More than 1,300 felony fugitives were found living in public housing in one HUD region in 2012, but local authorities refused to kick them out, The Daily Caller News Foundation exclusively reported July 26, 2016. Those residents were wanted for crimes ranging from felony theft to rape and murder. Grassley cited TheDCNF story in his letter to Castro.
The HUD Inspector General (IG) report that unveiled the fugitives was unreleased because of “questions about the validity of the data,” IG spokesman Darryl Madden told TheDCNF, though he declined to provide specific details.
Local public housing authorities (PHA) told IG investigators that “HUD had informed them that it was a PHA’s [sic] discretion as to whether or not to terminate the fugitive felons from the HUD funded program,” the report said.

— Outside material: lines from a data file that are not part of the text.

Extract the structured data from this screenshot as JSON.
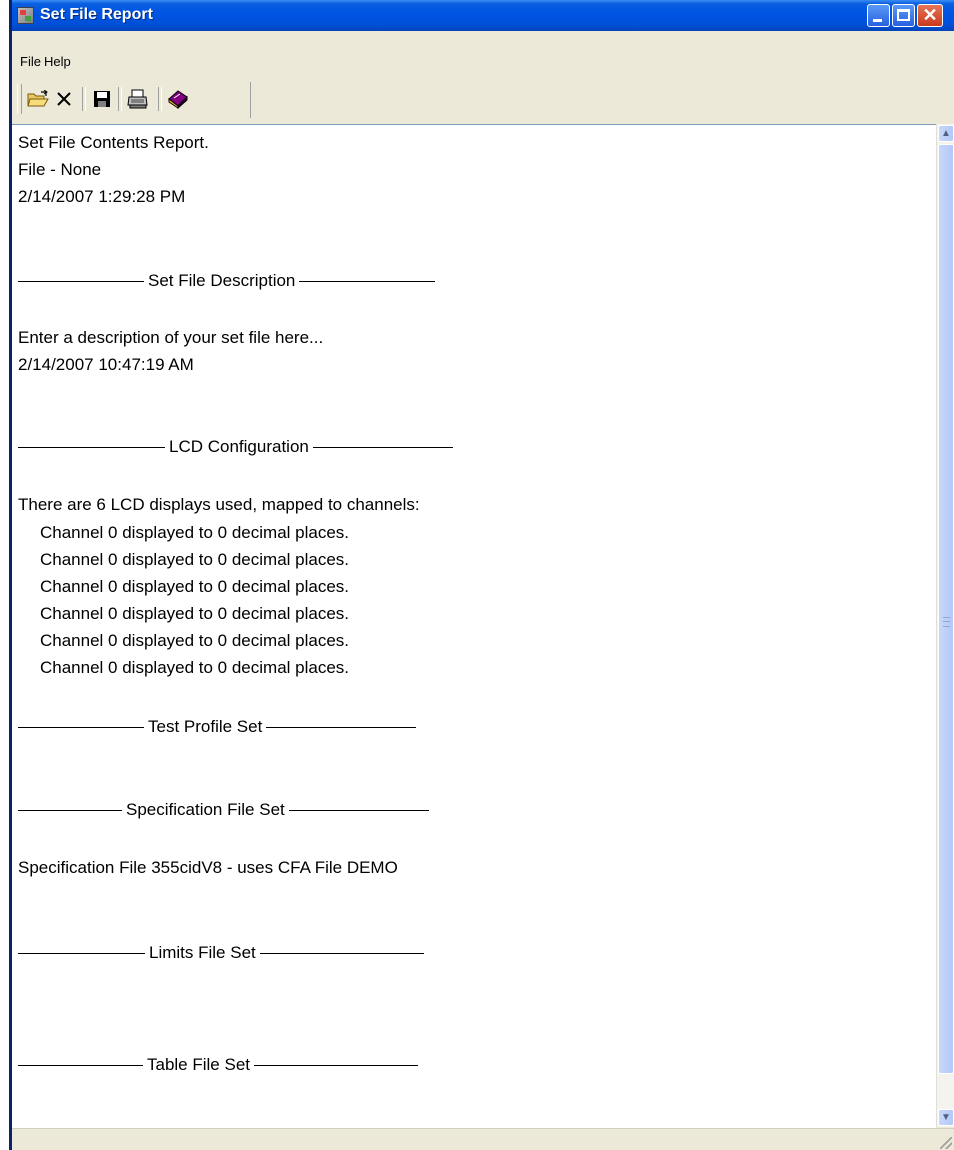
{
  "window": {
    "title": "Set File Report"
  },
  "menu": {
    "file_label": "File",
    "help_label": "Help"
  },
  "toolbar": {
    "buttons": [
      "open-folder-icon",
      "close-x-icon",
      "save-disk-icon",
      "print-icon",
      "book-icon"
    ]
  },
  "report": {
    "header": {
      "title": "Set File Contents Report.",
      "file": "File - None",
      "timestamp": "2/14/2007 1:29:28 PM"
    },
    "set_file_description": {
      "heading": "Set File Description",
      "text": "Enter a description of your set file here...",
      "timestamp": "2/14/2007 10:47:19 AM"
    },
    "lcd_configuration": {
      "heading": "LCD Configuration",
      "intro": "There are 6 LCD displays used, mapped to channels:",
      "channels": [
        "Channel 0 displayed to 0 decimal places.",
        "Channel 0 displayed to 0 decimal places.",
        "Channel 0 displayed to 0 decimal places.",
        "Channel 0 displayed to 0 decimal places.",
        "Channel 0 displayed to 0 decimal places.",
        "Channel 0 displayed to 0 decimal places."
      ]
    },
    "test_profile_set": {
      "heading": "Test Profile Set"
    },
    "specification_file_set": {
      "heading": "Specification File Set",
      "text": "Specification File 355cidV8 - uses CFA File DEMO"
    },
    "limits_file_set": {
      "heading": "Limits File Set"
    },
    "table_file_set": {
      "heading": "Table File Set"
    }
  },
  "colors": {
    "titlebar": "#0054e3",
    "chrome": "#ece9d8",
    "report_bg": "#ffffff"
  }
}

Grassley noted: “However, that is not necessarily true.” The senator and the IG both pointed to a federal law bars fugitives from living in tax-funded housing.
Grassley said “Congress included a provision in the Personal Responsibility and Work Opportunity Reconciliation Act of 1996 (Public Law 104-193), which requires the immediate termination of any fugitive felons, as well as probation and parole violators in federally subsidized housing.”
Local housing authorities were relying on a less-stringent federal regulation, rather than law to support their claim that they may allow fugitives to continue residing in publicly-funded homes, according to Grassley.
“It is disconcerting that the regulation appears to ignore the mandate in the statute and that the IG’s office failed to release a copy of report to either the department or the general public,” Grassley wrote.
Grassley asked Castro to provide the total number of fugitive felons living in public housing throughout the country, the justification for the lenient language in the federal regulation, how HUD will enforce the law, and what steps the department has taken to ensure tenants safety while felons occupy public housing.